Over the centuries, there has been a lot of ink spilled (and not a little blood) over the nature of Christ’s presence in the Eucharist (also known as the Mass, Communion, the Lord’s Supper). Particularly between the Roman Catholic Church and Reformational Protestantism, there has been much debate and division over whether Christ is merely symbolically present, or physically present in some material fashion, or spiritually present.
The controversy has often centered on what happens to the bread and the wine, if anything. Does it change in a physical and material way, in a metaphysical way, in a mystical way, or in its spiritual characterization from common to holy, ordinary to consecrated? I don’t really care to delve into the weeds here. (I seem to hear a large collective sigh of relief…)
One of the most helpful articulations I have heard is from a Catholic by the name of Michael Lawler. His explanation gives me more to reflect upon, more to engage, more to seek. In short, his explanation helps me to feed spiritually on Christ in a much more devotional and robust manner. The gist of his argument is that Christ’s presence is a PERSONAL presence when He is received by faith. The only real presence of lasting worth is interpersonal presence, the presence of persons actively interacting with each other. Think relationship.
But in any relationship, we can be truly present to each other, or truly absent. We can go through motions of relationship with our hearts fully engaged (real presence) or we can go through the same motions with our hearts detached and distant, and a nice thick invisible dividing wall between us (we could call that a real absence).
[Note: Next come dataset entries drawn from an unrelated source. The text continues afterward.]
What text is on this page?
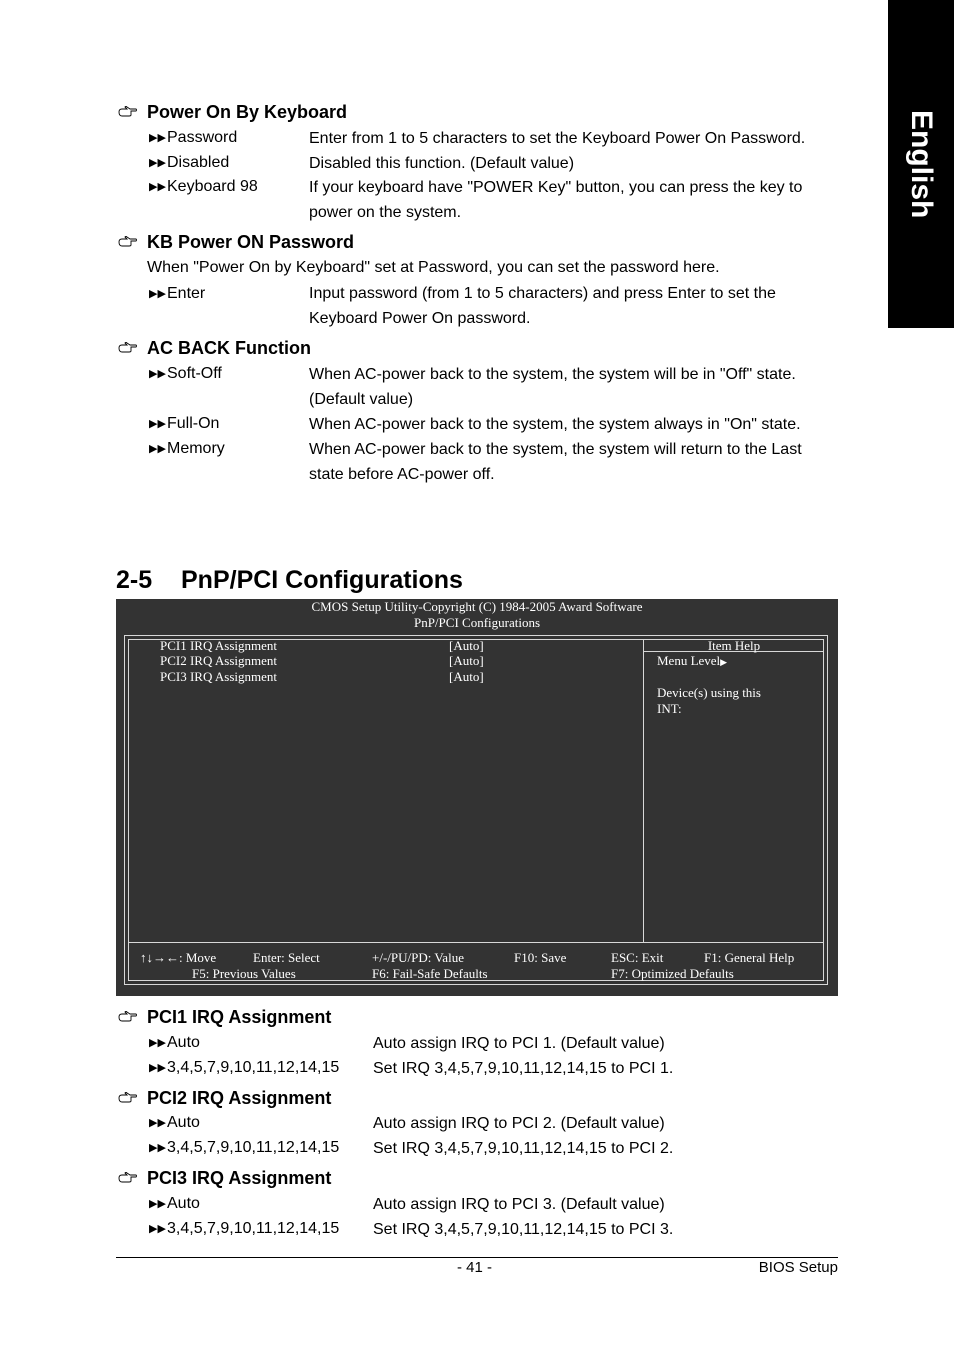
English
Power On By Keyboard
▶▶Password	Enter from 1 to 5 characters to set the Keyboard Power On Password.
▶▶Disabled	Disabled this function. (Default value)
▶▶Keyboard 98	If your keyboard have "POWER Key" button, you can press the key to power on the system.
KB Power ON Password
When "Power On by Keyboard" set at Password, you can set the password here.
▶▶Enter	Input password (from 1 to 5 characters) and press Enter to set the Keyboard Power On password.
AC BACK Function
▶▶Soft-Off	When AC-power back to the system, the system will be in "Off" state. (Default value)
▶▶Full-On	When AC-power back to the system, the system always in "On" state.
▶▶Memory	When AC-power back to the system, the system will return to the Last state before AC-power off.
2-5 PnP/PCI Configurations
CMOS Setup Utility-Copyright (C) 1984-2005 Award Software
PnP/PCI Configurations
PCI1 IRQ Assignment	[Auto]
PCI2 IRQ Assignment	[Auto]
PCI3 IRQ Assignment	[Auto]
Item Help
Menu Level▶
Device(s) using this
INT:
↑↓→←: Move	Enter: Select	+/-/PU/PD: Value	F10: Save	ESC: Exit	F1: General Help
F5: Previous Values	F6: Fail-Safe Defaults	F7: Optimized Defaults
PCI1 IRQ Assignment
▶▶Auto	Auto assign IRQ to PCI 1. (Default value)
▶▶3,4,5,7,9,10,11,12,14,15 Set IRQ 3,4,5,7,9,10,11,12,14,15 to PCI 1.
PCI2 IRQ Assignment
▶▶Auto	Auto assign IRQ to PCI 2. (Default value)
▶▶3,4,5,7,9,10,11,12,14,15 Set IRQ 3,4,5,7,9,10,11,12,14,15 to PCI 2.
PCI3 IRQ Assignment
▶▶Auto	Auto assign IRQ to PCI 3. (Default value)
▶▶3,4,5,7,9,10,11,12,14,15 Set IRQ 3,4,5,7,9,10,11,12,14,15 to PCI 3.
- 41 -	BIOS Setup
The outer trappings may be the same, but the relationship between the persons is qualitatively and substantially different.
Lawler uses the example of making love (not meaning sex, but rather those behaviors, actions, and signs that both reflect love and make it tangible, manifest, real). Holding hands, looking into each other’s eyes, kisses, hugs and such are meant to communicate a gift of one person to another, of mutually reciprocating “I am yours and you are mine.” Such things “make love.” But again, you can go through those motions and yet be detached, or selfish, or deceptive. The gestures are signs that communicate an objective love – it can be readily observed by those engaged in these rituals of love-making, as well as by those around them. But the love does not become personally present until both persons truly offer themselves and their love and receive the same back from the other.
In the sacrament it is the same. Christ is objectively present in the Eucharist in that he truly offers himself, his love, his fellowship. The faith of the Church does not make this objective presence out of non-presence. Lawler states instead that the faith of the church draws the objective presence of Christ into personal presence, where we are his and he is ours. The Eucharist moves ever towards the mystical union of Christ and his Church.
Now, speaking of a real absence….where did I put my coffee?